These tips are not listed in any specific order.

1) Another diet is NOT the answer

strict diets, especially those that revolve around limiting or completely eliminating foods, food groups, or macronutrients only add fuel to the binge eating fire.

The solution is not found in a diet, so don’t search for one.

 

2) Think ADDITION instead of RESTRICTION

When you add something, something else naturally has to fall away. Plus you’re focusing on an action you CAN do versus trying NOT to do something you’re already in a strong habit of doing.”

Don’t think about foods you should limit. For example, I love ice cream and I know it’s not something I should eat every day. But, instead of thinking, “Oh, I better not eat ice cream every day” I instead choose to focus on the foods I get to eat every day, and I make an effort to include a wide variety of foods into my eating regimen.

Restriction –> Binge Eating –> Guilt –> Restriction –> Binge Eating –> Guilt

As you can, a focus on restriction just leads to a vicious cycle of binge eating and guilt. Don’t think about restriction because it only makes things worse.

So ask yourself, what are you some foods you can ADD to your meals? You can even make an effort to choose a food from multiple food groups such as veggies, fruits, meats, dairy, nuts, etc.

Make sure you choose foods you like or new foods you want to try.

you-were-born-to-be-real-not-perfect

3) Stop trying to be perfect

I was once told that people who are self-proclaimed perfectionists are more likely to develop disordered eating behaviors, and I think they were right.

I’ve been a perfectionist most of my life. I even managed to get straight A’s in college, and I refused to settle for anything less. As a result I applied this same attitude towards my nutrition, which I believe also led me to develop disordered eating habits.

Before I became a compulsive binge eater, I demanded perfection and only ate “the best” foods. My diet was “squeaky clean”, whatever that means.

If I messed up, I gave myself hell and demanded better.

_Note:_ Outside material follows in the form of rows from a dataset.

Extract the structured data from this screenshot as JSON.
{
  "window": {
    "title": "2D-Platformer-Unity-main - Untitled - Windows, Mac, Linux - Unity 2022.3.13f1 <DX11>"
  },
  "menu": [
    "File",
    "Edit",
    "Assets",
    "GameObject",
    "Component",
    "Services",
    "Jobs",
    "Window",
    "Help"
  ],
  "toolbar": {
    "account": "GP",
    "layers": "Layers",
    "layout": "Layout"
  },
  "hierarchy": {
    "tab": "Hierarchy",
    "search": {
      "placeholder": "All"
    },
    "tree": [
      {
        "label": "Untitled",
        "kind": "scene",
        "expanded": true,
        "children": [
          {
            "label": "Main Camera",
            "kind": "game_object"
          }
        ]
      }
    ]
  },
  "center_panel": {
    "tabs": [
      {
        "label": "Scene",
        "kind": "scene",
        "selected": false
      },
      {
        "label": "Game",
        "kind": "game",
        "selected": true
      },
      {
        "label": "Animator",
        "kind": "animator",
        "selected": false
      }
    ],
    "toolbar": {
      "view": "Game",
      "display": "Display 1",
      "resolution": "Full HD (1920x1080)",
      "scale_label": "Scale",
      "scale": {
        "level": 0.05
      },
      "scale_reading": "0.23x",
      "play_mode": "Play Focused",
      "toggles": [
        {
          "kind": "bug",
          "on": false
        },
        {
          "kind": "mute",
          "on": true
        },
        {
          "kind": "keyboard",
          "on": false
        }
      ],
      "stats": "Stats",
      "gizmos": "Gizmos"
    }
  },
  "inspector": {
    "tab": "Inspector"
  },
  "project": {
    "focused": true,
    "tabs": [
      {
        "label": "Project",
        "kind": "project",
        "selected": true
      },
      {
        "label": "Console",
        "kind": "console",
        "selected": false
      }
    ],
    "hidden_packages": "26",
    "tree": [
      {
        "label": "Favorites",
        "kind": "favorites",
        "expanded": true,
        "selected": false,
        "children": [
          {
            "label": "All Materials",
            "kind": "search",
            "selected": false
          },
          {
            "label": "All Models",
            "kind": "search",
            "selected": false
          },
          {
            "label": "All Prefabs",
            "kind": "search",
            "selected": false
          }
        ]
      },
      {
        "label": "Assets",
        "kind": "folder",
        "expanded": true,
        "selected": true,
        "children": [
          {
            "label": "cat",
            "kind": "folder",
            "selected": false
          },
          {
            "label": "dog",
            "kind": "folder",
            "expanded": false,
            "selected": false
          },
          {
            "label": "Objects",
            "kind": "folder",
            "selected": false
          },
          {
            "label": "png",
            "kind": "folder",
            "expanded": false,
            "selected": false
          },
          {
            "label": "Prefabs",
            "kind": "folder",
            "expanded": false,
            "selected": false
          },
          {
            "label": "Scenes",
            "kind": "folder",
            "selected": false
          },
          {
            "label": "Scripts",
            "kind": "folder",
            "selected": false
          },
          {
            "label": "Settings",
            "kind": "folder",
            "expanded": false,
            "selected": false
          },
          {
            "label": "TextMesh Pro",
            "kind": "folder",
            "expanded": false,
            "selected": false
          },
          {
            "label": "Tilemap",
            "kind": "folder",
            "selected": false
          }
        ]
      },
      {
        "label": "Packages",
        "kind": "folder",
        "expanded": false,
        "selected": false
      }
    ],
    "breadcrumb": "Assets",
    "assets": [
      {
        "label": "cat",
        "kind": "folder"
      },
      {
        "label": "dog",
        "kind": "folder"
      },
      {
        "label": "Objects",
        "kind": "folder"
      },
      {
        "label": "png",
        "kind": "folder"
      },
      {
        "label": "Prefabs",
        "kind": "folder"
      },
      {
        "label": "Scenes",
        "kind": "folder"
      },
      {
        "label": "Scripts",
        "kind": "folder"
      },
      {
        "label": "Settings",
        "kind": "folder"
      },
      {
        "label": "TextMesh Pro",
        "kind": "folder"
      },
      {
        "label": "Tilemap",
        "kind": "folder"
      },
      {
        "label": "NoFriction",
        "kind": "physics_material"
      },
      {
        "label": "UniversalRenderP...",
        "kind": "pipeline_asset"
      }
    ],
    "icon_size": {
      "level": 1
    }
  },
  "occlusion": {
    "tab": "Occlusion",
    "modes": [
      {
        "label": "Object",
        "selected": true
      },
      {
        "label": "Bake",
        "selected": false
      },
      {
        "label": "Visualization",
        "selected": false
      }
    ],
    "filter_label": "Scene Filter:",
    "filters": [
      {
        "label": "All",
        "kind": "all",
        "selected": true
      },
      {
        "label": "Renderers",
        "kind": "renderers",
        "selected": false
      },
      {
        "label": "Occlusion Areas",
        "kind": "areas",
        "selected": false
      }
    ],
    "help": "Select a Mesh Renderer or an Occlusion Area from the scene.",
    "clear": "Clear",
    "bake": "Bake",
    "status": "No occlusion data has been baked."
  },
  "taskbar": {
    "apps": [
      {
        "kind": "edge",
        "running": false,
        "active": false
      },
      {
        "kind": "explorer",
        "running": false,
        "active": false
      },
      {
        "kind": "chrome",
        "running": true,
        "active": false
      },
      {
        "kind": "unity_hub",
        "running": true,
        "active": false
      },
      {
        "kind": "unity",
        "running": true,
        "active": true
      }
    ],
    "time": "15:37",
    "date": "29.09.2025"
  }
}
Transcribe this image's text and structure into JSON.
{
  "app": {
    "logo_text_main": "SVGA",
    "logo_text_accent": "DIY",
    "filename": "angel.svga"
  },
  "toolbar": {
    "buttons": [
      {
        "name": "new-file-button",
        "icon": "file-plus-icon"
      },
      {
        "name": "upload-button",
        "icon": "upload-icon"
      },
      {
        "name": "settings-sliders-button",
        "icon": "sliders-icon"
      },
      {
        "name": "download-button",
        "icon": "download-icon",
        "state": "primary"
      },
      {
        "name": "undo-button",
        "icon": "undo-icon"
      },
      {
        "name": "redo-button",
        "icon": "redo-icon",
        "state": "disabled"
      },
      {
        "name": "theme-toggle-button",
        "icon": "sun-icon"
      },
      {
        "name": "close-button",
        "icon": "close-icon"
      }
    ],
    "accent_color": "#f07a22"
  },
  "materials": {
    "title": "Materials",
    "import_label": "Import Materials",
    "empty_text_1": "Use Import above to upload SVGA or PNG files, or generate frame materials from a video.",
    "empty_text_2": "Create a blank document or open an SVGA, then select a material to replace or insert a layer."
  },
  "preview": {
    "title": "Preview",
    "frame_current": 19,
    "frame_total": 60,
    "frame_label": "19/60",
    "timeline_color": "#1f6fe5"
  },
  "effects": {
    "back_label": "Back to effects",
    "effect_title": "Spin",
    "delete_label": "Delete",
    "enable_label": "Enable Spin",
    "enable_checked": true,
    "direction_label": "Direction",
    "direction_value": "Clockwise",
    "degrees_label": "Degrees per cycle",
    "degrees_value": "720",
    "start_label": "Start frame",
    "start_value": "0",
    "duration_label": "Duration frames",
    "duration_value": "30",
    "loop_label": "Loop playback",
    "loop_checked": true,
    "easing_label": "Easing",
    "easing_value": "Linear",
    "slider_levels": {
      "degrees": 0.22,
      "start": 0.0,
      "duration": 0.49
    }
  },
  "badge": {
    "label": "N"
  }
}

All this ended up doing was making me miserable. I didn’t allow myself to enjoy meals, my favorite foods, or even family get-togethers filled with my favorite homemade meals because they weren’t “clean” enough for me.

After a while, all of this got to me. That’s when I really started binge eating.

I couldn’t take it anymore. No matter how hard I tried I couldn’t be perfect all the time.

So I started to say, “Screw it!” and cut loose. That’s when I’d binge eat anything in site.

I still remember the first time I lost control and experienced my first binge.

It was scary.

Little did I know it was the first of many.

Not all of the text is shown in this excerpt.